What operator-builders should take from this
The useful lesson from week one is not "build everything from scratch."
The useful lesson is that a custom approval workflow becomes realistic when the replacement boundary is narrow enough:
- keep the supplier, budget, and accounting records where they belong
- replace the intake and approval surface that operators currently manage by hand
- make the approval rule explicit before writing screens
- give each handoff a visible owner
- write every decision into an audit trail
- treat notifications as a result of workflow state, not as the workflow itself
That is the difference between "automate approval workflow" as a vague promise and a buildable custom approval workflow.
If the team cannot name the trigger, approver, threshold, exception path, and final system update, it is probably too early to automate. If the team can name those things, the workflow is ready to become tickets.
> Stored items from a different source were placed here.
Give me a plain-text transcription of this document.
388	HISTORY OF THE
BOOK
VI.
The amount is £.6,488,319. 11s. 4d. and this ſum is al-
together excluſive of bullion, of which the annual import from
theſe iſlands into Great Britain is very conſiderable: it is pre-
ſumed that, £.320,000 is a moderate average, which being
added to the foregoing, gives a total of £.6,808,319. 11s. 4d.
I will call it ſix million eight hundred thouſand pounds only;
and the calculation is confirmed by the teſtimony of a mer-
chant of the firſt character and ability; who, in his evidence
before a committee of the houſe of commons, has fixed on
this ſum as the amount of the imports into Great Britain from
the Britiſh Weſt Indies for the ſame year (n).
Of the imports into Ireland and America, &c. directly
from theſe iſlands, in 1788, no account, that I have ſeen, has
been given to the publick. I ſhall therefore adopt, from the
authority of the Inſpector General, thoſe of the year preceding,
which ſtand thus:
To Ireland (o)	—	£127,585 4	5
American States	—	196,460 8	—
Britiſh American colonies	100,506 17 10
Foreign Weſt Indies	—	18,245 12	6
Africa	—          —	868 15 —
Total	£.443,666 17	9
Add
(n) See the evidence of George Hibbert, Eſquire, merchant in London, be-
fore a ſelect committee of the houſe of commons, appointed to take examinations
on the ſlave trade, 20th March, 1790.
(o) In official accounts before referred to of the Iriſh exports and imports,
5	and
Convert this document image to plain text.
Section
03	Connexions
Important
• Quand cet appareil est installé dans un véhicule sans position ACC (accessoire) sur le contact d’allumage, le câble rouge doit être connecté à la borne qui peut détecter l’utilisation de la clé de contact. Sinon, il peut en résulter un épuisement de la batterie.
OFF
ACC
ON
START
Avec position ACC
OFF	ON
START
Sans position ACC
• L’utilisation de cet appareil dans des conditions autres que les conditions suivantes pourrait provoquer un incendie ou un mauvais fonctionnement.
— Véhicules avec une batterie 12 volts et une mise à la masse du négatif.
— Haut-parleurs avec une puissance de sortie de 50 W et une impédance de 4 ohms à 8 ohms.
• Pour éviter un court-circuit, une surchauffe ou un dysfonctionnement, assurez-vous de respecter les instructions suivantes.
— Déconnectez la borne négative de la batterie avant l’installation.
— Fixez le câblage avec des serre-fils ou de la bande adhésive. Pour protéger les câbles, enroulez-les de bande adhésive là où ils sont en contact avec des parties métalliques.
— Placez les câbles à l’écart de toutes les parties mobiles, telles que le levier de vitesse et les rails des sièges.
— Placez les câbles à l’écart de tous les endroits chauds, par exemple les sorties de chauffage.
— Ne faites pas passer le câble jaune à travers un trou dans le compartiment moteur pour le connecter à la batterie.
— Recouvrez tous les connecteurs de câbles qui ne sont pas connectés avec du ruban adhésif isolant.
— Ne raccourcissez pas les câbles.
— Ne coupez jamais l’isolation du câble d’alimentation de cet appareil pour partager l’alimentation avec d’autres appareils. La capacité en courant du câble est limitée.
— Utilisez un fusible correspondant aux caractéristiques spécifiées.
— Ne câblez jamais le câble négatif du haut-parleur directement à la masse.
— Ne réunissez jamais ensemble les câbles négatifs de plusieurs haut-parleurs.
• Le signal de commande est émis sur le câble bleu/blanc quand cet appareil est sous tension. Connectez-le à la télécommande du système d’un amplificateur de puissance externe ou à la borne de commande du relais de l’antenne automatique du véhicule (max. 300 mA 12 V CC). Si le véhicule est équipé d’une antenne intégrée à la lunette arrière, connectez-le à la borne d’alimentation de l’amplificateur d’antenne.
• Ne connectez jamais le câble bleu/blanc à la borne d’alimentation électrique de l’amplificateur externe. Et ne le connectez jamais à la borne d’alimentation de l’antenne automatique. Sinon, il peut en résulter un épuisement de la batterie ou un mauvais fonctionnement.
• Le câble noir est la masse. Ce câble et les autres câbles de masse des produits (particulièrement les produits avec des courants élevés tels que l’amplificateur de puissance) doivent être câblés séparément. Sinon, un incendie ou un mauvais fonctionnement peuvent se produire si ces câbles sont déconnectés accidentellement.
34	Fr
Where this series goes next
Week one established the approval workflow project, the board, and the first implementation foundation.
The next passes can move deeper into the parts readers will recognize from daily operations: authentication, purchase request intake, approval queues, budget-code checks, Slack and email notifications, ERP and supplier lookup adapters, decision history, and production readiness.
We will use these weekly case studies to show the whole SwarmCraft pattern: pick a narrow workflow surface, turn it into an explicit board, build in small packets, validate as we go, and keep the system-of-record boundary visible.
For readers comparing the broader platform decision, Zapier alternatives, Airtable vs custom workflow, and Notion vs custom workflow cover the switching question from different angles. This article is the implementation-led view: what it looks like when one approval workflow starts becoming owned software.